Thanks to the lack of equity, impoverished, low-income communities and communities of color are taking the brunt of climate change as well as environmental racism.
Things will, of course, get more complicated from here. The South is not only set to be one of the regions hardest hit by climate change, but climate change is forecast to intensify the country’s regional inequality.
We may have continued to be resilient in the face of climate change, but it’s time we address the need for climate justice, equitable access to resources in a disaster recovery system, and the general need for equity in Southern communities.
Going beyond the black and white binary
Racial prejudice still exists in the South, and it’s something we have to tackle. But the issues we are facing require us to go beyond the black and white binary. We need to create a South that considers everyone, including underrepresented individuals and communities. Here are three scenarios to put this in context.
Public health decisions must be addressed. When COVID hit, everyone was at risk, but medical workers in multigenerational homes put their families at even greater risk. We know that, most multigenerational homes are made up of people of color — activists had to push for the prioritization of vaccines that targeted these communities of color. Would things not have gone smoother if we tackled our many public health issues?
DREAMers are in peril in the South. As people get older, the number of DREAMers is dwindling, meaning we have a large number of undocumented immigrant students in the shadows.
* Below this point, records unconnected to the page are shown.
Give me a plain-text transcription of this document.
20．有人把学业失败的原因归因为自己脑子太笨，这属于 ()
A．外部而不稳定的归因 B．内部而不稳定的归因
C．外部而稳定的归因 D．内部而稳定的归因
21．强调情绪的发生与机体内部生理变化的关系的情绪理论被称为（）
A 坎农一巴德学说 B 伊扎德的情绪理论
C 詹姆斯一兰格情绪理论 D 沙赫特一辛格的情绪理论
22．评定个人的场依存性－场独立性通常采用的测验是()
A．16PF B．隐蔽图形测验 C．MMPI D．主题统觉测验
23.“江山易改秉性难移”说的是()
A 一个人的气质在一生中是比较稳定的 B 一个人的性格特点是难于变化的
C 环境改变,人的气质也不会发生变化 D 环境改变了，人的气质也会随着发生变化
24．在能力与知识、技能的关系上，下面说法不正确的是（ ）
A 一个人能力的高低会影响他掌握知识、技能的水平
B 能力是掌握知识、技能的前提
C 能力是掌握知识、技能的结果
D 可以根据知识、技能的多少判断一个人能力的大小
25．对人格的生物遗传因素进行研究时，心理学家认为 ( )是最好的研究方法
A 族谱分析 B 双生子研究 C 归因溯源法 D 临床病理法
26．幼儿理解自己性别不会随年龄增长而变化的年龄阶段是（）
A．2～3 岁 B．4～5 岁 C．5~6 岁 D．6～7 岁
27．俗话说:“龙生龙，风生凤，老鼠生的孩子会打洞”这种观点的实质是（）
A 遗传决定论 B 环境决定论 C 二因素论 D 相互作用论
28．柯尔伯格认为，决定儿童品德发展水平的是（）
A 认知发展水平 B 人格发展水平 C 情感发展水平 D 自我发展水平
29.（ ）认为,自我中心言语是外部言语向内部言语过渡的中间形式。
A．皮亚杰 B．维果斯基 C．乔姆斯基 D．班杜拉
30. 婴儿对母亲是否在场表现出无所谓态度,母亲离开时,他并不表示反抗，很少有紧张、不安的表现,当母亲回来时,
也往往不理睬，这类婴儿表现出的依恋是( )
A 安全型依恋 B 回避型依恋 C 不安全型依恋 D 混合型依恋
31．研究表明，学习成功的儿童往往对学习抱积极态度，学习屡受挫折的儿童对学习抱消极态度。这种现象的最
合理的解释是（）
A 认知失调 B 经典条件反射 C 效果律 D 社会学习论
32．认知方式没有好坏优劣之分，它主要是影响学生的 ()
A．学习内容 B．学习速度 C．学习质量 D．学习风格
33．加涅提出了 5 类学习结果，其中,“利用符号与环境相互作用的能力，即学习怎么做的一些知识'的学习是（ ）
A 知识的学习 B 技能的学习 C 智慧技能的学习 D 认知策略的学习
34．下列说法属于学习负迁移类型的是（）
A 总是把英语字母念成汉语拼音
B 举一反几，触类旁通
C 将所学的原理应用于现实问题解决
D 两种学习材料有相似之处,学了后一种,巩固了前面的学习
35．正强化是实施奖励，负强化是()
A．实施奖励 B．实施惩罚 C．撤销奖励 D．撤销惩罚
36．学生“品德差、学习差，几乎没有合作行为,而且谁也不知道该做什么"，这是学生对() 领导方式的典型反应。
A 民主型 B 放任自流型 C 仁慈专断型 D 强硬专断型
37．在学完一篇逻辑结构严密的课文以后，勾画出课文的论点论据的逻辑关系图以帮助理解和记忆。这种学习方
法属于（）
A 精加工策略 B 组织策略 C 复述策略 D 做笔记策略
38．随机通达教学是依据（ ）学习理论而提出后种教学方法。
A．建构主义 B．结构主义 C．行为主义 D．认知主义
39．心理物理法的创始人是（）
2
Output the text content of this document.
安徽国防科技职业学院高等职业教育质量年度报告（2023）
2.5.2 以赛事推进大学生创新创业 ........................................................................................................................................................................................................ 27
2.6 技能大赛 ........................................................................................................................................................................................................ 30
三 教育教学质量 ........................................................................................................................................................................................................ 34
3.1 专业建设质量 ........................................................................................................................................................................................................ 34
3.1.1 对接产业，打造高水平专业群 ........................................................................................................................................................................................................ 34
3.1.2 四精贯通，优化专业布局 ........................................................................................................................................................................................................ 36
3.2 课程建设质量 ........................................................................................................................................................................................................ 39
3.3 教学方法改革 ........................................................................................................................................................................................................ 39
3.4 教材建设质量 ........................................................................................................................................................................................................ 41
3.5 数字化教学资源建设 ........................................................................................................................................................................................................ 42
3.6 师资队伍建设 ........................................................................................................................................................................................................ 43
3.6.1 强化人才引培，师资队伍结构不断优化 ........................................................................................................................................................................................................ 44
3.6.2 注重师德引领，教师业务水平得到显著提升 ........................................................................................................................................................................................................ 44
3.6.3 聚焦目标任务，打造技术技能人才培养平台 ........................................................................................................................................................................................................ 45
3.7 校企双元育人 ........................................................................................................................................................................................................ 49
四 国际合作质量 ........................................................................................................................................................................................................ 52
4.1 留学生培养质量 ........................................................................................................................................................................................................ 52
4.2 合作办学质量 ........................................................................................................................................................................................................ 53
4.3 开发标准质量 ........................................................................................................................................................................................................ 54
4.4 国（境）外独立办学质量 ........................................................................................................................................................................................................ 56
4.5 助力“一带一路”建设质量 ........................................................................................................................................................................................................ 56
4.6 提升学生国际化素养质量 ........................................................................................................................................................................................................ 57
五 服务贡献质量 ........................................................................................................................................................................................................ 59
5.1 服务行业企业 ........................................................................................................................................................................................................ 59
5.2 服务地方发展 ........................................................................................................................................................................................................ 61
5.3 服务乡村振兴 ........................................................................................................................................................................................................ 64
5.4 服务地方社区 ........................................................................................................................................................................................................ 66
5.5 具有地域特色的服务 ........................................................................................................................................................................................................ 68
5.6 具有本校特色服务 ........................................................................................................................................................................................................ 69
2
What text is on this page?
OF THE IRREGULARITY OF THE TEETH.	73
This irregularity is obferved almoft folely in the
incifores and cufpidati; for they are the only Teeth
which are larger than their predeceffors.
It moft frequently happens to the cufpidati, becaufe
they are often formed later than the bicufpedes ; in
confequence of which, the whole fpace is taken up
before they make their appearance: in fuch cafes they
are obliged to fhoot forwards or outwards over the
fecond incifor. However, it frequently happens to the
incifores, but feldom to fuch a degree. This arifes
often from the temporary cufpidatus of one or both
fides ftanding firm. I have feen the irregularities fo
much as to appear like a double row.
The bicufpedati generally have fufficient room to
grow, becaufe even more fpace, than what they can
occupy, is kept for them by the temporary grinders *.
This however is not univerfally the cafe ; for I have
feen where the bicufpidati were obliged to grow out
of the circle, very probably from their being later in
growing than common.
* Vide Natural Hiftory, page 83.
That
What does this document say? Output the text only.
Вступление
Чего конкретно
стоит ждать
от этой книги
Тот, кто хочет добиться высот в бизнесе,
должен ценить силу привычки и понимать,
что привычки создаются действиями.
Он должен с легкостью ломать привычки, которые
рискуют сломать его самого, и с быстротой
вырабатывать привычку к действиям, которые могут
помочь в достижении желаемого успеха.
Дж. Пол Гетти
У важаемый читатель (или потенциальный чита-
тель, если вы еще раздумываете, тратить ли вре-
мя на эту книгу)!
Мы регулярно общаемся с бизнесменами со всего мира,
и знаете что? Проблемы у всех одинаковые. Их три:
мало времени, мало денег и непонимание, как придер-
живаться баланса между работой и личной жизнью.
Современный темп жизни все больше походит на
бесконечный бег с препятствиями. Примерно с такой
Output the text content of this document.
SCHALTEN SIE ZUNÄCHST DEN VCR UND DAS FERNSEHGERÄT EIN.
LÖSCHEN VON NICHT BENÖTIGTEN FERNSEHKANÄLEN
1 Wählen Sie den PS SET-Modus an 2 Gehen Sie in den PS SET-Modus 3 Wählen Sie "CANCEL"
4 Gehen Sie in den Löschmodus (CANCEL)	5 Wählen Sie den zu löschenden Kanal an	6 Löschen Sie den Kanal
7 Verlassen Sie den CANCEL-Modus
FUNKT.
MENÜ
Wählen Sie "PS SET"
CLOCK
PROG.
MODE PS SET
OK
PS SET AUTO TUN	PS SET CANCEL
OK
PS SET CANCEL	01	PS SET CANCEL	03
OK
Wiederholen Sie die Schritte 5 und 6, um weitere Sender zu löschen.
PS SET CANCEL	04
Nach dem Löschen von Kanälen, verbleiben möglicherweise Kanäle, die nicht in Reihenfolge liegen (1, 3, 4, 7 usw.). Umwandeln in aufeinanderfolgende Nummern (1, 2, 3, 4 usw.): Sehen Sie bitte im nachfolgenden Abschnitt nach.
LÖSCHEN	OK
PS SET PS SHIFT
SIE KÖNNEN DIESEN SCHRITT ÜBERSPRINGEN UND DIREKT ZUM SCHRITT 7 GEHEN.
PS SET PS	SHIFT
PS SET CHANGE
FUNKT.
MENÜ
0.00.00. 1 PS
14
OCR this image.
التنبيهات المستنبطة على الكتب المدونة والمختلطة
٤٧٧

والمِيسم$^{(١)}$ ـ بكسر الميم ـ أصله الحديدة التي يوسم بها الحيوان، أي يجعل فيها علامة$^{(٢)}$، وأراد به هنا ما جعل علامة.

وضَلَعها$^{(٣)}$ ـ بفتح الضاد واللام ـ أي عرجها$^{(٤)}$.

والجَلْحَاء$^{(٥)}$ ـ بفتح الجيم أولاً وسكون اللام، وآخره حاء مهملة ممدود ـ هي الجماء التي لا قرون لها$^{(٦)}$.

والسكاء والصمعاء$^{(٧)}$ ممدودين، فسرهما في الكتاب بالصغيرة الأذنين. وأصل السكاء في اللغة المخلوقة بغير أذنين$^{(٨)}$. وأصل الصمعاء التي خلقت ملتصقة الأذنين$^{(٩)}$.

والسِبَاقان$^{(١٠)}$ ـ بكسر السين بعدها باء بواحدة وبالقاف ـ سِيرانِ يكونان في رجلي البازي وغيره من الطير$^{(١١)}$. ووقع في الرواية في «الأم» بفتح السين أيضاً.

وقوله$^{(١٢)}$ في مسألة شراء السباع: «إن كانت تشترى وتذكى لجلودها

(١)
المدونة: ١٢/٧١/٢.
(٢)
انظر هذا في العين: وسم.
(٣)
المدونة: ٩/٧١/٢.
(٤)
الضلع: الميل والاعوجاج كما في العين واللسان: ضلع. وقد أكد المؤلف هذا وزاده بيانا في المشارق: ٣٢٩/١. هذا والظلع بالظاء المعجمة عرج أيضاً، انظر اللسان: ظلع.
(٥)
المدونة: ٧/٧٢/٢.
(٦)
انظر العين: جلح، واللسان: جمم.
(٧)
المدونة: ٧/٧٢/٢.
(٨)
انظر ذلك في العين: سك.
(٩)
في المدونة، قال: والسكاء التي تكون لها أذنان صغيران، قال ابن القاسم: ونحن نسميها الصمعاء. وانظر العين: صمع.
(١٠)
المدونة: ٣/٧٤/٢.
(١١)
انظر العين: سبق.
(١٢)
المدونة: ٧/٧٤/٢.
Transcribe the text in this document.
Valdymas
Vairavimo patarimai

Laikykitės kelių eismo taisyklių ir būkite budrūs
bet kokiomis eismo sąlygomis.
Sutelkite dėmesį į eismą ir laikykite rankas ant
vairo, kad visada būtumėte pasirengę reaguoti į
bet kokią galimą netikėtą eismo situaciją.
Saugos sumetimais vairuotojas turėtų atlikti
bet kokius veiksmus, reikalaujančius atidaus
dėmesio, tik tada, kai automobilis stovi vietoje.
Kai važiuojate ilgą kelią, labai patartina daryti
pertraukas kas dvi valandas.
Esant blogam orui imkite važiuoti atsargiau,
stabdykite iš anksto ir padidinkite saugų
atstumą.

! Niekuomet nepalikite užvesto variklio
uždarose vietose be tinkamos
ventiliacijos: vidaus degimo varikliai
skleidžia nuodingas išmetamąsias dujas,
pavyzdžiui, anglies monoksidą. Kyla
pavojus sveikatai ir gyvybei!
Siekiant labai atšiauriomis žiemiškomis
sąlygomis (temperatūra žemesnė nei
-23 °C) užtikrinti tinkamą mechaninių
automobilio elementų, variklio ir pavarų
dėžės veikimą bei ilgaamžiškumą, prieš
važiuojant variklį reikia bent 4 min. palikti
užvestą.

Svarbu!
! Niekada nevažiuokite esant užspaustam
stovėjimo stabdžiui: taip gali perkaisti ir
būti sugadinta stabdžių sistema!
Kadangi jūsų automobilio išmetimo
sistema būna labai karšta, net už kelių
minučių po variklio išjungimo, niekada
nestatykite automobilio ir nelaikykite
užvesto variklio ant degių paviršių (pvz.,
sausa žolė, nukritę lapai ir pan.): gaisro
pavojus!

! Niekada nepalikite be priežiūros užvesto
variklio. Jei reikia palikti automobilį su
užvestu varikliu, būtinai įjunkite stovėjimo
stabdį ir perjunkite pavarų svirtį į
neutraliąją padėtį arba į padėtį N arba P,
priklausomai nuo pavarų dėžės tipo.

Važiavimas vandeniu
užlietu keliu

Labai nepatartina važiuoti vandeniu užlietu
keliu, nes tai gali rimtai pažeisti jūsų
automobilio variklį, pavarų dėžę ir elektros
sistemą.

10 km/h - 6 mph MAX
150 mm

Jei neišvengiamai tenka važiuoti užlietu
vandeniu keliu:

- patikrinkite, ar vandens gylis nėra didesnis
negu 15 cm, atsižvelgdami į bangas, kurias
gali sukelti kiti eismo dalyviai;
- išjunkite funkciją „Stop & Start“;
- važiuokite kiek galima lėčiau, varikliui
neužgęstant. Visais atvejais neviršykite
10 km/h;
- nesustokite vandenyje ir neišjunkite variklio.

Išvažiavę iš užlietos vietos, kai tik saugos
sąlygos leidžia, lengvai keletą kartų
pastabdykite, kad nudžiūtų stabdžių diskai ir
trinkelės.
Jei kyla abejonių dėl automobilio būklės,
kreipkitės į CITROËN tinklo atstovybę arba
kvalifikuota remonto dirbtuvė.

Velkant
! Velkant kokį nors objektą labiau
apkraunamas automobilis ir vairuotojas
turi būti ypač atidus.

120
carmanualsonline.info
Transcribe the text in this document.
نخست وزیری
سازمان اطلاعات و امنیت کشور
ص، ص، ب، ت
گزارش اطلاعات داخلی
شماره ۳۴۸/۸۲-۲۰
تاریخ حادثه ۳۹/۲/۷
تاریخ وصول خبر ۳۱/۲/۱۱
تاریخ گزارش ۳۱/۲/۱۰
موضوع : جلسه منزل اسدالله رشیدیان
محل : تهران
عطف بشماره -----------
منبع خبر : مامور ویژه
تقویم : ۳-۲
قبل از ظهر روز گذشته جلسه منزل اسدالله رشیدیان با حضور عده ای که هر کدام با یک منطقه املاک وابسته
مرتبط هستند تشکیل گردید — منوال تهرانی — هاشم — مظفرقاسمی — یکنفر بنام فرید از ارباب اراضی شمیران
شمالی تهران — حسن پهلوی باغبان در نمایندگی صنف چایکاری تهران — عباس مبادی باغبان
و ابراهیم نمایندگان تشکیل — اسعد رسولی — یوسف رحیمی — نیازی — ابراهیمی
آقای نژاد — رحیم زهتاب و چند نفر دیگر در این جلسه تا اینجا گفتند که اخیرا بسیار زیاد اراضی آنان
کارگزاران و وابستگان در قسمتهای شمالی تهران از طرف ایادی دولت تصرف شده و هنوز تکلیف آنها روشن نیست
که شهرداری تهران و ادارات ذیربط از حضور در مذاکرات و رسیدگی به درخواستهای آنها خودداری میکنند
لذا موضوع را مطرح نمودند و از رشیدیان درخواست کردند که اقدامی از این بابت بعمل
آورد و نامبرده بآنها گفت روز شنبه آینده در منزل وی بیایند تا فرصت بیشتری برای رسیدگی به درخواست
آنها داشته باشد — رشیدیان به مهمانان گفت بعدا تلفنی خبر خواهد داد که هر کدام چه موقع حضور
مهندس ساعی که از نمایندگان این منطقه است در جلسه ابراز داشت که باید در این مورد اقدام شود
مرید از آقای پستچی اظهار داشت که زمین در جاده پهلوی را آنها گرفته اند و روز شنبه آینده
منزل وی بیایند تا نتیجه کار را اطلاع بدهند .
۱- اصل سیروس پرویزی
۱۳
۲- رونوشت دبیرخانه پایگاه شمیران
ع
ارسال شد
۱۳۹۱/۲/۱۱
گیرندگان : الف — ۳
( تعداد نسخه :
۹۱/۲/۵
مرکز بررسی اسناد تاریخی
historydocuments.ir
Again, most of these students come from communities of color.
Poverty has, for a long time, been higher in the South than other regions, however, inflation inequality is adding to the strain. Although inflation is raging everywhere, small towns in the South are among the most affected. The need to empower these economically vulnerable households is clear.
Building the South we want to live in
The South is afflicted by persistent inequalities. But if we’re being honest, all these issues are not simply Southern phenomena, they also play out on the national landscape. The question we need to ask ourselves is: How do we fix this?
In answering the question, we need to have some tough conversations about our present, and how it will affect the future.
We should also keep in mind the region’s potential to affect changes that can impact the entire nation. As author, Imani Perry, has alluded to, “the South has always been a vanguard of the way the nation would develop.” This perspective has never been more true than it is right now.
John Simpkins is president of MDC, an organization that offers research, analysis, and community change services that help local communities create an “infrastructure of opportunity” – the aligned systems and supports that can boost everyone, particularly those who’ve been left behind, to higher rungs on the economic ladder.